The mysterious island of Stromboli, one of the eight Aeolian islands, lies off the northern coast of Sicily in the Tyrrhenian sea.
Being an island enthusiast, this place has long captivated me with its contrasting beautiful beaches, lush vegetation and harsh brooding volcanic landscape.
This volcano is very active, so eruption fanciers will enjoy all the thrills it has to offer.
You never know what will happen next here, which adds a certain frisson to the travelling experience, not to mention the sense of being part of a dramatic backdrop.
This island is famous for its night-time eruptions and has been nick-named the ‘Lighthouse of the Mediterranean’; it ‘s also possible to watch explosive eruptions taking place from a great vantage point - the rim of an older crater.

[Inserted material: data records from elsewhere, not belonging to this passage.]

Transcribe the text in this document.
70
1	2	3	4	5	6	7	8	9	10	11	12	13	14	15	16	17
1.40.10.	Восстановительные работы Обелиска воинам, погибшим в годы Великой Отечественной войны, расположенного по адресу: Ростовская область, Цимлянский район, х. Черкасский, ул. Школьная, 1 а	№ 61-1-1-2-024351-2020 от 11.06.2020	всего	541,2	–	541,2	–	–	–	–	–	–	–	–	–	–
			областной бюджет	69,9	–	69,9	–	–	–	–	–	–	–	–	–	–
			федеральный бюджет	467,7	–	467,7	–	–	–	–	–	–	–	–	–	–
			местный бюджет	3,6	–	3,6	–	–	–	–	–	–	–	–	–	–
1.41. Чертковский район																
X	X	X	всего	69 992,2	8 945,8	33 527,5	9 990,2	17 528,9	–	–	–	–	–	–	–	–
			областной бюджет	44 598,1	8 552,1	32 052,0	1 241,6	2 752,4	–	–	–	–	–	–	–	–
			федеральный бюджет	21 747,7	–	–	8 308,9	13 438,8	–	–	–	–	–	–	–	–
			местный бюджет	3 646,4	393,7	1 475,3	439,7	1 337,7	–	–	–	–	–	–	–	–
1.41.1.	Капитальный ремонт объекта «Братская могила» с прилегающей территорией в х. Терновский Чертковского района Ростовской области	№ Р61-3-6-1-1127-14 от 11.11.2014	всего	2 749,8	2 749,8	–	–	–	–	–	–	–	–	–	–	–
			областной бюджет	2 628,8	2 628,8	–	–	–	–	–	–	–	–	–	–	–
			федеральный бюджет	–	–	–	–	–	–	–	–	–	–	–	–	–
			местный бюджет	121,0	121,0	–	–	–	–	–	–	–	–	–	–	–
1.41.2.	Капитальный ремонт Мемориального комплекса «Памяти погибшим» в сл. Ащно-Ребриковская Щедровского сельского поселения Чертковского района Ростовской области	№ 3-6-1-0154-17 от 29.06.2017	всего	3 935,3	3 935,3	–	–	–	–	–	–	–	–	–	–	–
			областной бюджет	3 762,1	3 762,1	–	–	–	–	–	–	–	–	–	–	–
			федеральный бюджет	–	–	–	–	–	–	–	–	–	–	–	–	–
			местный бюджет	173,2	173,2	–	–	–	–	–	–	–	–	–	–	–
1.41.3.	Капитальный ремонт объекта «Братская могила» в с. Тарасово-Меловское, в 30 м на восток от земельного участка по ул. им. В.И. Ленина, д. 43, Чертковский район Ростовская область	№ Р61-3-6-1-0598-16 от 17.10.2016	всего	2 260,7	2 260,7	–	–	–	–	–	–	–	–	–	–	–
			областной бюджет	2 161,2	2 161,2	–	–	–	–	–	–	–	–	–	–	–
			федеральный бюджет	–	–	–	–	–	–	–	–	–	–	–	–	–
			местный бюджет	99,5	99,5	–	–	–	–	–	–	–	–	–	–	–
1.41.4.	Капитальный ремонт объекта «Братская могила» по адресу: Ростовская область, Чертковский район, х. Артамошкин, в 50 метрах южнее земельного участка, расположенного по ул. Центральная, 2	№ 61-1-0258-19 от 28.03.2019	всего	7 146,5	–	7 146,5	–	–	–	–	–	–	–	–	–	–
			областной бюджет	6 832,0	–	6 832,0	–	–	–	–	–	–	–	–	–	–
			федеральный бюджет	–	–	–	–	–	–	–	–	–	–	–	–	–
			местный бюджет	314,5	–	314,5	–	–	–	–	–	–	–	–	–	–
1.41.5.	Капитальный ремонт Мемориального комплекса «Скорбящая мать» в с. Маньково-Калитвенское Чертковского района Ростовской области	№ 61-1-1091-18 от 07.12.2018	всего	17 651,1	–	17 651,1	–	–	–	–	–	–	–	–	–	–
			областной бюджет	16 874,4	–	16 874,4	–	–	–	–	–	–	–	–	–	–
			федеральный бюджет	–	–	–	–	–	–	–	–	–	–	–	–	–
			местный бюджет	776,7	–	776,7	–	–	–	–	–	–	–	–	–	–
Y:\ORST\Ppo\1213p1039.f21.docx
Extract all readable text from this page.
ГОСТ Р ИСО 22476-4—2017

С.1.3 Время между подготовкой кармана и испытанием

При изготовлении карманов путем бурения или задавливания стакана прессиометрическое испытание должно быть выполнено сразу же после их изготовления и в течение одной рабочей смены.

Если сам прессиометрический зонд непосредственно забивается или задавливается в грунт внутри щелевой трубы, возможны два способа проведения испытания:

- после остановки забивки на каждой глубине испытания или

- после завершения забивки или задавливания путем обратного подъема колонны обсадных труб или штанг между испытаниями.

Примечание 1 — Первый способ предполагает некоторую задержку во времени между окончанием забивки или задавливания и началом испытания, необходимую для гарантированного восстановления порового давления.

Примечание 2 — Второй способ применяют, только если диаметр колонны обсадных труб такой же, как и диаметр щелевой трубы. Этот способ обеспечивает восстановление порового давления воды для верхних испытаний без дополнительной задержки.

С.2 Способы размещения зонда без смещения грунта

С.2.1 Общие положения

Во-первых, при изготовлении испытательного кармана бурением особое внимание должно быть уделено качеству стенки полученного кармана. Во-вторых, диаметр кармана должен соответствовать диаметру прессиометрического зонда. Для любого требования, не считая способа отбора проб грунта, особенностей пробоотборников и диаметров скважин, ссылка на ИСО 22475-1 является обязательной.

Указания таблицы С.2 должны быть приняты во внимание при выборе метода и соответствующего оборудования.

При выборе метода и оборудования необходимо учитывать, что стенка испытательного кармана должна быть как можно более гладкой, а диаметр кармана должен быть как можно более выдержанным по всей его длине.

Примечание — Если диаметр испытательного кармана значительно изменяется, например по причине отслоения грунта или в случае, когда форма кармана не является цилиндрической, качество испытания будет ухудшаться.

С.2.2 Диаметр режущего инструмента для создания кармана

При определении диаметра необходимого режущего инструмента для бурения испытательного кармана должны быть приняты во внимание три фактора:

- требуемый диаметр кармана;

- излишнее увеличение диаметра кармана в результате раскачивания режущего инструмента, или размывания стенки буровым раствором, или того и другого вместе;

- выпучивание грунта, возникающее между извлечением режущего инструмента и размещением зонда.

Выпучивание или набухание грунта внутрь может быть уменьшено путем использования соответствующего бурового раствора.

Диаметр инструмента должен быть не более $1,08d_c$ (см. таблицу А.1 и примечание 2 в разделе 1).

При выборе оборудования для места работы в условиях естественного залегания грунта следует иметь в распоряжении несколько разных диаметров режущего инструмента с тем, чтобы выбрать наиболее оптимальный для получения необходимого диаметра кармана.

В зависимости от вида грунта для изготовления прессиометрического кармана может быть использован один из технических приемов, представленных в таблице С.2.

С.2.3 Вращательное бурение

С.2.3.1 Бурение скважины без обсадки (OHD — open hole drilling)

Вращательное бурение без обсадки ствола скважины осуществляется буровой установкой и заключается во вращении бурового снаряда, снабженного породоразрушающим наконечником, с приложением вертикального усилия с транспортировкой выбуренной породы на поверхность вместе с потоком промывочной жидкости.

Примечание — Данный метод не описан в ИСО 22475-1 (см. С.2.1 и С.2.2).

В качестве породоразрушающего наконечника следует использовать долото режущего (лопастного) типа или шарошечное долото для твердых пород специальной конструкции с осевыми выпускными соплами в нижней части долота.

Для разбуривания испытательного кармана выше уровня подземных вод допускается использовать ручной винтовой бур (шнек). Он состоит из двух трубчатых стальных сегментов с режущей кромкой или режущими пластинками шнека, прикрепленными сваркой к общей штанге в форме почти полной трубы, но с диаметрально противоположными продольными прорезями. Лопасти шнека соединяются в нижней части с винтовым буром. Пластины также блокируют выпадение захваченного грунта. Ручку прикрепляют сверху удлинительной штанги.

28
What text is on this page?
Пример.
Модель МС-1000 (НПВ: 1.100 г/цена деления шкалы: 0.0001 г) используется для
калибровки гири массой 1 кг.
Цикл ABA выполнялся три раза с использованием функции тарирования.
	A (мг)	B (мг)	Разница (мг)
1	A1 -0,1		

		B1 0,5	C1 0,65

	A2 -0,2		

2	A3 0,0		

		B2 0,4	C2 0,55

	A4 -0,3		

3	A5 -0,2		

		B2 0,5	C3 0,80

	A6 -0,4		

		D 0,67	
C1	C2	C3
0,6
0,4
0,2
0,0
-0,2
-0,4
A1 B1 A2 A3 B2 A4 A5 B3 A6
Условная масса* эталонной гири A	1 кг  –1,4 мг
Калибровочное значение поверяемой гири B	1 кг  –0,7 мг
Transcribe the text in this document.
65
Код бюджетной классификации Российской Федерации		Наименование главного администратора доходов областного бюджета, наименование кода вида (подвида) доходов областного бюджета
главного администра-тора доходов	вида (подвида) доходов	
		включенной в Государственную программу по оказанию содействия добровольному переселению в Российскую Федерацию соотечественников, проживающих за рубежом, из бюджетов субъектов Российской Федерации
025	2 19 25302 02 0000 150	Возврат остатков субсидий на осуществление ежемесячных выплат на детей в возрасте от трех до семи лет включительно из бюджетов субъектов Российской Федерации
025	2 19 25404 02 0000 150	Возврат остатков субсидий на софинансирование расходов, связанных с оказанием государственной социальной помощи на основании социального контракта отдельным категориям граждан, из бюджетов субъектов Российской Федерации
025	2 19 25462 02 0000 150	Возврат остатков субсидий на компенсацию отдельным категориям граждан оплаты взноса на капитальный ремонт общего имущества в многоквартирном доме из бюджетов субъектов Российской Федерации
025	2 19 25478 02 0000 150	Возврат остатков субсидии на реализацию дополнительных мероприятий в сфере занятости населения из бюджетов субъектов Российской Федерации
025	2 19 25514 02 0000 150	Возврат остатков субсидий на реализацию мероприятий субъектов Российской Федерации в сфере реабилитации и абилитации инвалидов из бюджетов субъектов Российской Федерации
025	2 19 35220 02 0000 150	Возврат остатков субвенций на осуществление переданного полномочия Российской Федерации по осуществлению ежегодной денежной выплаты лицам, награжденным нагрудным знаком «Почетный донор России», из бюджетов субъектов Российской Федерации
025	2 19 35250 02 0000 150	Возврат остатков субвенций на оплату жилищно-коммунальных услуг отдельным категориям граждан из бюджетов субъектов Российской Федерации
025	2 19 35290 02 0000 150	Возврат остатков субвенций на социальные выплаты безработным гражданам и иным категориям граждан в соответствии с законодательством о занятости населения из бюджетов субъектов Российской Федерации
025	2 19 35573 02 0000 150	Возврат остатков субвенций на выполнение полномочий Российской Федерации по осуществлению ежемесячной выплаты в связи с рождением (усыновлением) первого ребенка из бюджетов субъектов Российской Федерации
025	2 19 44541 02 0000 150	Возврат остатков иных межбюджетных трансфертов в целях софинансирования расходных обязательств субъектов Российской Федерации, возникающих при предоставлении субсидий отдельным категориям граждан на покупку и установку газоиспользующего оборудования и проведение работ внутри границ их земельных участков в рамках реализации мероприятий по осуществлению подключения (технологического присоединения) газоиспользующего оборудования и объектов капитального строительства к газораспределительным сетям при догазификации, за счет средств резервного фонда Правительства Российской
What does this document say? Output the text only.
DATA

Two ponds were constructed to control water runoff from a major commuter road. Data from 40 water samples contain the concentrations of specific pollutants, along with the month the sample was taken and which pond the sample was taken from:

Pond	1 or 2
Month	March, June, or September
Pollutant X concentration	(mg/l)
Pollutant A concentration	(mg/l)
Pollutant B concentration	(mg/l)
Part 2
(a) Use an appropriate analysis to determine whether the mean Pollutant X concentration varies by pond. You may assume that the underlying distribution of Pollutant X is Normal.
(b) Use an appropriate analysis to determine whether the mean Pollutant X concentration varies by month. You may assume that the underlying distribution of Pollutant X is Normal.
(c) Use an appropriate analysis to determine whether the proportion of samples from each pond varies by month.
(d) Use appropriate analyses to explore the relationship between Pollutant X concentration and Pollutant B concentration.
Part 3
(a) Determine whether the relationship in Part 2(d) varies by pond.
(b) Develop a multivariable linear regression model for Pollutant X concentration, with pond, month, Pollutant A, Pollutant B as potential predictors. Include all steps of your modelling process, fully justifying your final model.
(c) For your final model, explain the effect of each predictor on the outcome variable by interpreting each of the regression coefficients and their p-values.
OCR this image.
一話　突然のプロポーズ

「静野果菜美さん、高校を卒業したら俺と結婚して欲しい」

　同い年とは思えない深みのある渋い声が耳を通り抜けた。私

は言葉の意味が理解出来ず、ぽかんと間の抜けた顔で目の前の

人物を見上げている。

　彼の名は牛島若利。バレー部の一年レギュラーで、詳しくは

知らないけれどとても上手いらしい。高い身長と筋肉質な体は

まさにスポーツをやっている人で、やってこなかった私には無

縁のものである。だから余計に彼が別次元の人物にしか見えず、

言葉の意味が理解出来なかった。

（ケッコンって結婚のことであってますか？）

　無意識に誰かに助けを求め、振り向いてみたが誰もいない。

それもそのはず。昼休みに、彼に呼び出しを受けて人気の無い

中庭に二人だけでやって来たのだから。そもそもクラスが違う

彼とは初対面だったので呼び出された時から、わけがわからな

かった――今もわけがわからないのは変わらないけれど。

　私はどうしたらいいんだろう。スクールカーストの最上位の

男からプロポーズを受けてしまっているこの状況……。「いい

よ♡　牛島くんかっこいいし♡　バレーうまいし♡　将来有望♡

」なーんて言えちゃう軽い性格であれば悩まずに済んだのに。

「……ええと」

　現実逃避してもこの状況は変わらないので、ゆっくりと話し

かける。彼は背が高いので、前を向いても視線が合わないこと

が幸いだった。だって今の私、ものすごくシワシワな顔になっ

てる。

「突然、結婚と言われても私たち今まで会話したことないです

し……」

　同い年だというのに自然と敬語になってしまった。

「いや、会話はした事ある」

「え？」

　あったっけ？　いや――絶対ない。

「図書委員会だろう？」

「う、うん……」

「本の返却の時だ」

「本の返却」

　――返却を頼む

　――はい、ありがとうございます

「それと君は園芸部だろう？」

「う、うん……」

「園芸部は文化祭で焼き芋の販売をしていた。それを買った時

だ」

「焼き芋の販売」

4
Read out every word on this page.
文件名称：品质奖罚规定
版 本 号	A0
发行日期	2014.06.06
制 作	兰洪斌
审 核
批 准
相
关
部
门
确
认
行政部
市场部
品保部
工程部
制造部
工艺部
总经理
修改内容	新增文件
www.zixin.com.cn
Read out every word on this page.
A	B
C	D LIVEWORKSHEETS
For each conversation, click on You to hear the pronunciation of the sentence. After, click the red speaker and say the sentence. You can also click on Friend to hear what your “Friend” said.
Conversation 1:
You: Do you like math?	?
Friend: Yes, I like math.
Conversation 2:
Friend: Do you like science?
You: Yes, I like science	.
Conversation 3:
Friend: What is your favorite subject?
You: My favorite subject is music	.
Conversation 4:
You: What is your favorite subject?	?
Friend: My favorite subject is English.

This beats popcorn crunching at your local cinema any day with the added possibility that you could almost make toast there or dry your sopping laundry.
You could even imagine yourself an extra from an Italian version of ‘Fireman Sam’, if the fancy took you.
In fact, so compelling was the island’s presence, it was used for the 1950 film, ‘Stromboli’, starring Ingrid Bergman, directed by Roberto Rossellini.
Typical of the neo-realism genre, real locals are used in the film and genuine footage of them escaping an actual volcanic eruption are included.
The film is about a young Lithuanian woman called Karin who finds herself in a war-time prison camp, having escaped from the nazis.
When she is courted by local fisherman Antonio, she sees him as a means of escaping her predicament and so marries him.
However, the simple and harsh realities of island life make her desperately unhappy, so she tries to escape this too.
The film is left open-ended, after a dramatic scene of her escaping by boat from the island, when she has an enlightened ‘moment’, or possibly a funny turn, depending on your interpretation.
It is left unclear what happens to her next...
If I was her, I know which way I’d be paddling that boat and I aint talking mainland. Awesome.